A couple of weeks later, he had a temperature of 39.5, a persistent cough and a positive test result that kept him out of action for a week or so. Now he was back at work in a gym, complaining that it was still almost empty most days because people were afraid to come back after recovering from the virus.
“Everybody’s afraid of getting myocarditis,” he said.
“I think it’s all bullshit.”
Some people are still afraid of getting coronavirus itself and another friend told me that she can’t go home for Chinese New Year later this month because her parents are afraid she will infect them. When she went to see her mother this week, her father wouldn’t let her come into the house so she had to stand outside and talk through an open window.

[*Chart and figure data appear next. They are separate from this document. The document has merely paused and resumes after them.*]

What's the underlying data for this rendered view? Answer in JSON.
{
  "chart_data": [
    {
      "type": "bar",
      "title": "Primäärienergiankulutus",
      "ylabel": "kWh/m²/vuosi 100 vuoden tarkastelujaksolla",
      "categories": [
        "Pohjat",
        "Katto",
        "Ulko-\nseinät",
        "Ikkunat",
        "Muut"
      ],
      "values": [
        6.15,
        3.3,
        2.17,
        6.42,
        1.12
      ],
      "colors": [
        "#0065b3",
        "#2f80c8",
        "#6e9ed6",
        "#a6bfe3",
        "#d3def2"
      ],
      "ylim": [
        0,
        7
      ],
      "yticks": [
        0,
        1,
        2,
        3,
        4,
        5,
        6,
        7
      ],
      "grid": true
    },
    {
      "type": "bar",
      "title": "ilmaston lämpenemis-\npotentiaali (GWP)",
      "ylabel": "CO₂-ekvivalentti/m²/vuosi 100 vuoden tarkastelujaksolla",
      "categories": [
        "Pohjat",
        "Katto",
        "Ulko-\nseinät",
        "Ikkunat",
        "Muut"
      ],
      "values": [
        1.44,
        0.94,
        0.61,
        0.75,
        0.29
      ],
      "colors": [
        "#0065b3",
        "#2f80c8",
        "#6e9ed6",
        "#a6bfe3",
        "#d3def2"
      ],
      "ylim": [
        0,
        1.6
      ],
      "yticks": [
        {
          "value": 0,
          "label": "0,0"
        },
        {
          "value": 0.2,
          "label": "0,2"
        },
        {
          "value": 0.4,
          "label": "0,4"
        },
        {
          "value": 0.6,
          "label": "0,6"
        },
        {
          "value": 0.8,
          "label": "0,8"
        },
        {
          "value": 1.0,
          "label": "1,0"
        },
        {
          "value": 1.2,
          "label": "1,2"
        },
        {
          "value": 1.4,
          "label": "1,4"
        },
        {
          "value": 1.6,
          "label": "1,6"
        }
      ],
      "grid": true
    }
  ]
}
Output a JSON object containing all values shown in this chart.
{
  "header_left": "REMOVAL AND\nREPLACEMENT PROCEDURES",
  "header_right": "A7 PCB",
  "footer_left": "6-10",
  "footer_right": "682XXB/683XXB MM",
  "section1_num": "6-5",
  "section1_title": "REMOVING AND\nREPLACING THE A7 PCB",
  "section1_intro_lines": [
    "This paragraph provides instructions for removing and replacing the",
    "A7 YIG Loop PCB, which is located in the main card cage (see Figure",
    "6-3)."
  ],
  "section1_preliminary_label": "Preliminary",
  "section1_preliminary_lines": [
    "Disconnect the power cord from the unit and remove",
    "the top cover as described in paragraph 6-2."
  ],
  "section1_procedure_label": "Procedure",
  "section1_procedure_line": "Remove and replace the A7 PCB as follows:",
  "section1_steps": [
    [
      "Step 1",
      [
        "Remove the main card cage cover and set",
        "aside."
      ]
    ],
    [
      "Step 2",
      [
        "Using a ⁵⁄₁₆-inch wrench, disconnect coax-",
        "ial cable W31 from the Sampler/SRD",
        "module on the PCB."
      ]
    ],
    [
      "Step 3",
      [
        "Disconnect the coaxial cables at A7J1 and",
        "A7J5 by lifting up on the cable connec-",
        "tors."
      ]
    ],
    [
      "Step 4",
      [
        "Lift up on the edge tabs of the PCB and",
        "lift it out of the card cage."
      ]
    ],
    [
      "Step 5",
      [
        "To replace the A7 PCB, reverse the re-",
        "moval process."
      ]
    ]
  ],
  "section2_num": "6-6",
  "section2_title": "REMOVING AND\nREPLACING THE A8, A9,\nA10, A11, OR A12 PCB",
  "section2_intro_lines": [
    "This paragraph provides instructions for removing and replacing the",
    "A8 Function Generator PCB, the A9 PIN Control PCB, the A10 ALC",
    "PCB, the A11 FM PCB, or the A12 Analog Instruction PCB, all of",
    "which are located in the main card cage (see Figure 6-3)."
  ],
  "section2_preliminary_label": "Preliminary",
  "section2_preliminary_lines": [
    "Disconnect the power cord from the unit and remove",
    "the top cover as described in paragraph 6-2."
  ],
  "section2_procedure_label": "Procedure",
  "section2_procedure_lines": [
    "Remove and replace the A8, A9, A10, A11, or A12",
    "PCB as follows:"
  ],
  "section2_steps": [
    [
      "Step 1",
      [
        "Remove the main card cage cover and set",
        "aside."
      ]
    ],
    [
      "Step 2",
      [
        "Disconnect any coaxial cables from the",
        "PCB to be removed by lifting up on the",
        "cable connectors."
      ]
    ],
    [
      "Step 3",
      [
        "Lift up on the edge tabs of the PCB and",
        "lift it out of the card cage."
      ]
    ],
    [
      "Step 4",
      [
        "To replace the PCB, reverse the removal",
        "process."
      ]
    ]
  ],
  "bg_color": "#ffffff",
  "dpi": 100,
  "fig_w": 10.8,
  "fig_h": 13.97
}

Another woman who is a little older and cautious by nature refused to leave the house from the end of November and ordered all her groceries online. When she tested positive for the virus, she said she could only have picked it up from the delivery bags left outside her door.

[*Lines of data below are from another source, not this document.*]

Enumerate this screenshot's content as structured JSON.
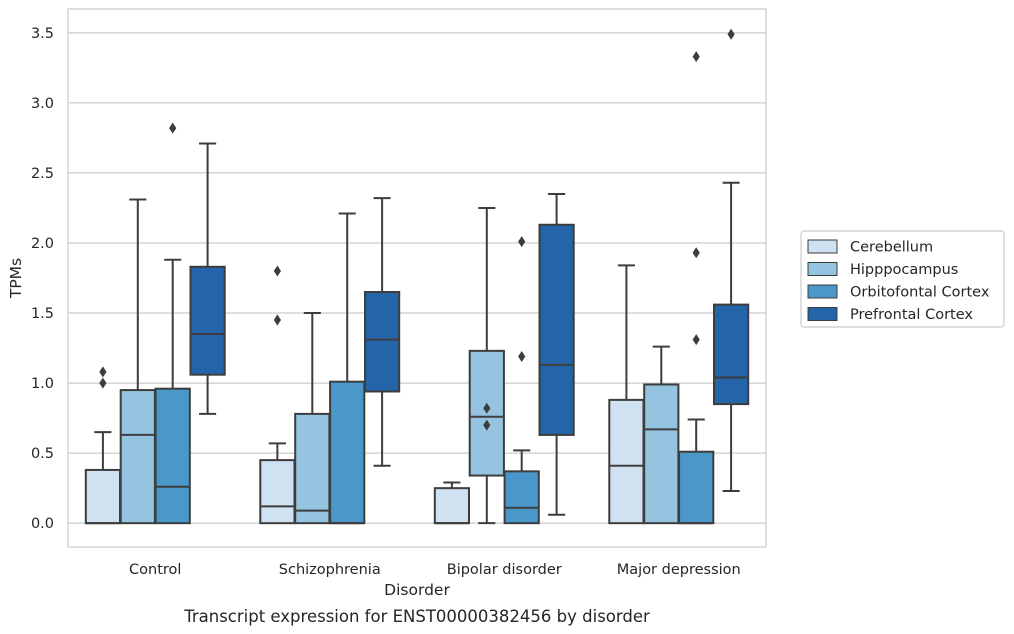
{
  "caption": "Transcript expression for ENST00000382456 by disorder",
  "chart_data": {
    "type": "box",
    "xlabel": "Disorder",
    "ylabel": "TPMs",
    "ylim": [
      -0.17,
      3.67
    ],
    "yticks": [
      "0.0",
      "0.5",
      "1.0",
      "1.5",
      "2.0",
      "2.5",
      "3.0",
      "3.5"
    ],
    "grid": "horizontal",
    "legend_position": "right",
    "categories": [
      "Control",
      "Schizophrenia",
      "Bipolar disorder",
      "Major depression"
    ],
    "series": [
      {
        "name": "Cerebellum",
        "color": "#d0e1f2",
        "boxes": [
          {
            "whisker_low": 0.0,
            "q1": 0.0,
            "median": 0.0,
            "q3": 0.38,
            "whisker_high": 0.65,
            "outliers": [
              1.0,
              1.08
            ]
          },
          {
            "whisker_low": 0.0,
            "q1": 0.0,
            "median": 0.12,
            "q3": 0.45,
            "whisker_high": 0.57,
            "outliers": [
              1.45,
              1.8
            ]
          },
          {
            "whisker_low": 0.0,
            "q1": 0.0,
            "median": 0.0,
            "q3": 0.25,
            "whisker_high": 0.29,
            "outliers": []
          },
          {
            "whisker_low": 0.0,
            "q1": 0.0,
            "median": 0.41,
            "q3": 0.88,
            "whisker_high": 1.84,
            "outliers": []
          }
        ]
      },
      {
        "name": "Hipppocampus",
        "color": "#94c4df",
        "boxes": [
          {
            "whisker_low": 0.0,
            "q1": 0.0,
            "median": 0.63,
            "q3": 0.95,
            "whisker_high": 2.31,
            "outliers": []
          },
          {
            "whisker_low": 0.0,
            "q1": 0.0,
            "median": 0.09,
            "q3": 0.78,
            "whisker_high": 1.5,
            "outliers": []
          },
          {
            "whisker_low": 0.0,
            "q1": 0.34,
            "median": 0.76,
            "q3": 1.23,
            "whisker_high": 2.25,
            "outliers": [
              0.7,
              0.82
            ]
          },
          {
            "whisker_low": 0.0,
            "q1": 0.0,
            "median": 0.67,
            "q3": 0.99,
            "whisker_high": 1.26,
            "outliers": []
          }
        ]
      },
      {
        "name": "Orbitofontal Cortex",
        "color": "#4a98c9",
        "boxes": [
          {
            "whisker_low": 0.0,
            "q1": 0.0,
            "median": 0.26,
            "q3": 0.96,
            "whisker_high": 1.88,
            "outliers": [
              2.82
            ]
          },
          {
            "whisker_low": 0.0,
            "q1": 0.0,
            "median": 0.0,
            "q3": 1.01,
            "whisker_high": 2.21,
            "outliers": []
          },
          {
            "whisker_low": 0.0,
            "q1": 0.0,
            "median": 0.11,
            "q3": 0.37,
            "whisker_high": 0.52,
            "outliers": [
              1.19,
              2.01
            ]
          },
          {
            "whisker_low": 0.0,
            "q1": 0.0,
            "median": 0.0,
            "q3": 0.51,
            "whisker_high": 0.74,
            "outliers": [
              1.31,
              1.93,
              3.33
            ]
          }
        ]
      },
      {
        "name": "Prefrontal Cortex",
        "color": "#2464a9",
        "boxes": [
          {
            "whisker_low": 0.78,
            "q1": 1.06,
            "median": 1.35,
            "q3": 1.83,
            "whisker_high": 2.71,
            "outliers": []
          },
          {
            "whisker_low": 0.41,
            "q1": 0.94,
            "median": 1.31,
            "q3": 1.65,
            "whisker_high": 2.32,
            "outliers": []
          },
          {
            "whisker_low": 0.06,
            "q1": 0.63,
            "median": 1.13,
            "q3": 2.13,
            "whisker_high": 2.35,
            "outliers": []
          },
          {
            "whisker_low": 0.23,
            "q1": 0.85,
            "median": 1.04,
            "q3": 1.56,
            "whisker_high": 2.43,
            "outliers": [
              3.49
            ]
          }
        ]
      }
    ]
  }
}
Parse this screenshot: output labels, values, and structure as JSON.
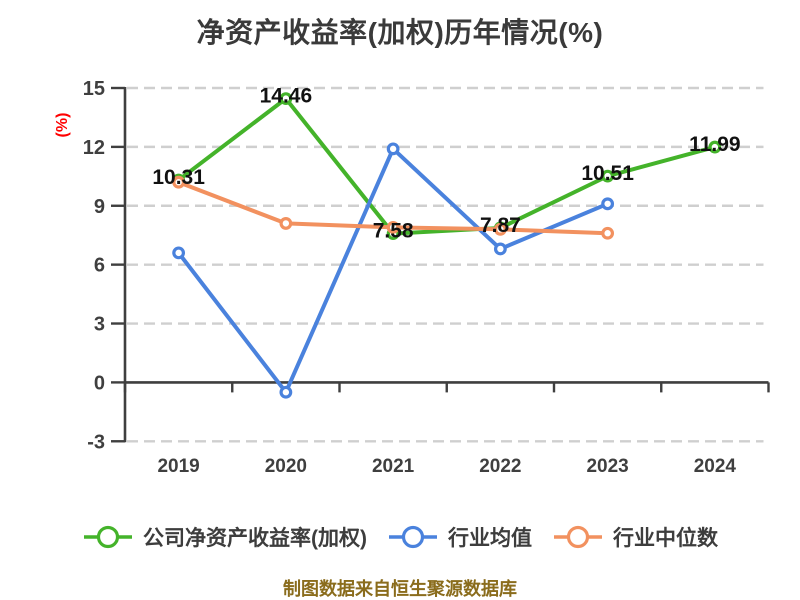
{
  "chart_data": {
    "type": "line",
    "title": "净资产收益率(加权)历年情况(%)",
    "ylabel": "(%)",
    "xlabel": "",
    "categories": [
      "2019",
      "2020",
      "2021",
      "2022",
      "2023",
      "2024"
    ],
    "ylim": [
      -3,
      15
    ],
    "yticks": [
      15,
      12,
      9,
      6,
      3,
      0,
      -3
    ],
    "grid": "dashed-horizontal",
    "legend_position": "bottom",
    "series": [
      {
        "key": "company-roe-weighted",
        "name": "公司净资产收益率(加权)",
        "color": "#44b32a",
        "values": [
          10.31,
          14.46,
          7.58,
          7.87,
          10.51,
          11.99
        ],
        "data_labels": [
          "10.31",
          "14.46",
          "7.58",
          "7.87",
          "10.51",
          "11.99"
        ]
      },
      {
        "key": "industry-average",
        "name": "行业均值",
        "color": "#4a82dd",
        "values": [
          6.6,
          -0.5,
          11.9,
          6.8,
          9.1,
          null
        ],
        "data_labels": null
      },
      {
        "key": "industry-median",
        "name": "行业中位数",
        "color": "#f2915f",
        "values": [
          10.2,
          8.1,
          7.9,
          7.8,
          7.6,
          null
        ],
        "data_labels": null
      }
    ]
  },
  "footer": {
    "text": "制图数据来自恒生聚源数据库"
  },
  "colors": {
    "background": "#ffffff",
    "axis": "#3f3f3f",
    "gridline": "#cfcfcf",
    "data_label": "#111111",
    "title": "#3a3a3a",
    "y_unit": "#ff0000",
    "footer": "#8a6c1c"
  }
}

Throughout the ordeal, she repeated the official line that the zero-Covid policy had not been dumped abruptly but was being changed step by step in response to scientific evidence. She continued to stay at home even after she started testing negative but she relented this week, telling me when I mentioned a local Yunnan restaurant that she was going there that evening with a friend.

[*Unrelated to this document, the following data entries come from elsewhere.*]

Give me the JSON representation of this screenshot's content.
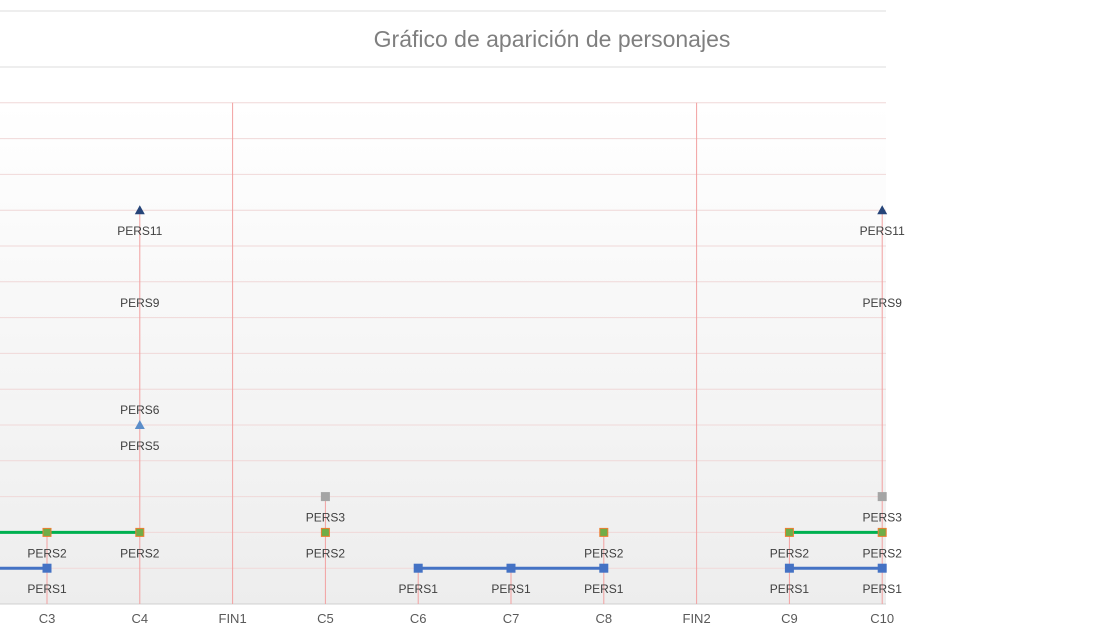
{
  "chart_data": {
    "type": "line",
    "title": "Gráfico de aparición de personajes",
    "categories": [
      "C3",
      "C4",
      "FIN1",
      "C5",
      "C6",
      "C7",
      "C8",
      "FIN2",
      "C9",
      "C10"
    ],
    "divider_categories": [
      "FIN1",
      "FIN2"
    ],
    "vlines_at": [
      "C3",
      "C4",
      "C5",
      "C6",
      "C7",
      "C8",
      "C9",
      "C10"
    ],
    "y_rows": 14,
    "series": [
      {
        "name": "PERS1",
        "marker": "square",
        "color": "#4472c4",
        "line": true,
        "points": [
          {
            "x": "C3",
            "y": 1
          },
          {
            "x": "C6",
            "y": 1
          },
          {
            "x": "C7",
            "y": 1
          },
          {
            "x": "C8",
            "y": 1
          },
          {
            "x": "C9",
            "y": 1
          },
          {
            "x": "C10",
            "y": 1
          }
        ],
        "segments": [
          [
            "C3",
            "C3"
          ],
          [
            "C6",
            "C8"
          ],
          [
            "C9",
            "C10"
          ]
        ]
      },
      {
        "name": "PERS2",
        "marker": "square",
        "color": "#00b050",
        "fill": "#70ad47",
        "border": "#ed7d31",
        "line": true,
        "points": [
          {
            "x": "C3",
            "y": 2
          },
          {
            "x": "C4",
            "y": 2
          },
          {
            "x": "C5",
            "y": 2
          },
          {
            "x": "C8",
            "y": 2
          },
          {
            "x": "C9",
            "y": 2
          },
          {
            "x": "C10",
            "y": 2
          }
        ],
        "segments": [
          [
            "C3",
            "C4"
          ],
          [
            "C9",
            "C10"
          ]
        ]
      },
      {
        "name": "PERS3",
        "marker": "square",
        "color": "#a5a5a5",
        "line": false,
        "points": [
          {
            "x": "C5",
            "y": 3
          },
          {
            "x": "C10",
            "y": 3
          }
        ]
      },
      {
        "name": "PERS5",
        "marker": "triangle",
        "color": "#5b8dc9",
        "line": false,
        "points": [
          {
            "x": "C4",
            "y": 5
          }
        ]
      },
      {
        "name": "PERS11",
        "marker": "triangle",
        "color": "#264478",
        "line": false,
        "points": [
          {
            "x": "C4",
            "y": 11
          },
          {
            "x": "C10",
            "y": 11
          }
        ]
      }
    ],
    "labels": [
      {
        "text": "PERS1",
        "x": "C3",
        "y": 1,
        "pos": "below"
      },
      {
        "text": "PERS1",
        "x": "C6",
        "y": 1,
        "pos": "below"
      },
      {
        "text": "PERS1",
        "x": "C7",
        "y": 1,
        "pos": "below"
      },
      {
        "text": "PERS1",
        "x": "C8",
        "y": 1,
        "pos": "below"
      },
      {
        "text": "PERS1",
        "x": "C9",
        "y": 1,
        "pos": "below"
      },
      {
        "text": "PERS1",
        "x": "C10",
        "y": 1,
        "pos": "below"
      },
      {
        "text": "PERS2",
        "x": "C3",
        "y": 2,
        "pos": "below"
      },
      {
        "text": "PERS2",
        "x": "C4",
        "y": 2,
        "pos": "below"
      },
      {
        "text": "PERS2",
        "x": "C5",
        "y": 2,
        "pos": "below"
      },
      {
        "text": "PERS2",
        "x": "C8",
        "y": 2,
        "pos": "below"
      },
      {
        "text": "PERS2",
        "x": "C9",
        "y": 2,
        "pos": "below"
      },
      {
        "text": "PERS2",
        "x": "C10",
        "y": 2,
        "pos": "below"
      },
      {
        "text": "PERS3",
        "x": "C5",
        "y": 3,
        "pos": "below"
      },
      {
        "text": "PERS3",
        "x": "C10",
        "y": 3,
        "pos": "below"
      },
      {
        "text": "PERS5",
        "x": "C4",
        "y": 5,
        "pos": "below"
      },
      {
        "text": "PERS6",
        "x": "C4",
        "y": 6,
        "pos": "below"
      },
      {
        "text": "PERS9",
        "x": "C4",
        "y": 9,
        "pos": "below"
      },
      {
        "text": "PERS9",
        "x": "C10",
        "y": 9,
        "pos": "below"
      },
      {
        "text": "PERS11",
        "x": "C4",
        "y": 11,
        "pos": "below"
      },
      {
        "text": "PERS11",
        "x": "C10",
        "y": 11,
        "pos": "below"
      }
    ],
    "grid": true,
    "legend": "none"
  }
}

The surge of infections that followed the end of zero-Covid peaked in Beijing last month and hospitals are starting to return to normal. Nobody knows how many people have died because of coronavirus since the restrictions were lifted, partly because the authorities have changed the criteria for attributing deaths to the virus.
Everyone knows that the virus is about to spread from the big cities into smaller ones and to rural areas where the healthcare infrastructure is threadbare and that it will claim many more lives. But most people I spoke to in Beijing this week are pleased that zero-Covid is over and are starting 2023 with a certain amount of hope and a great sense of relief.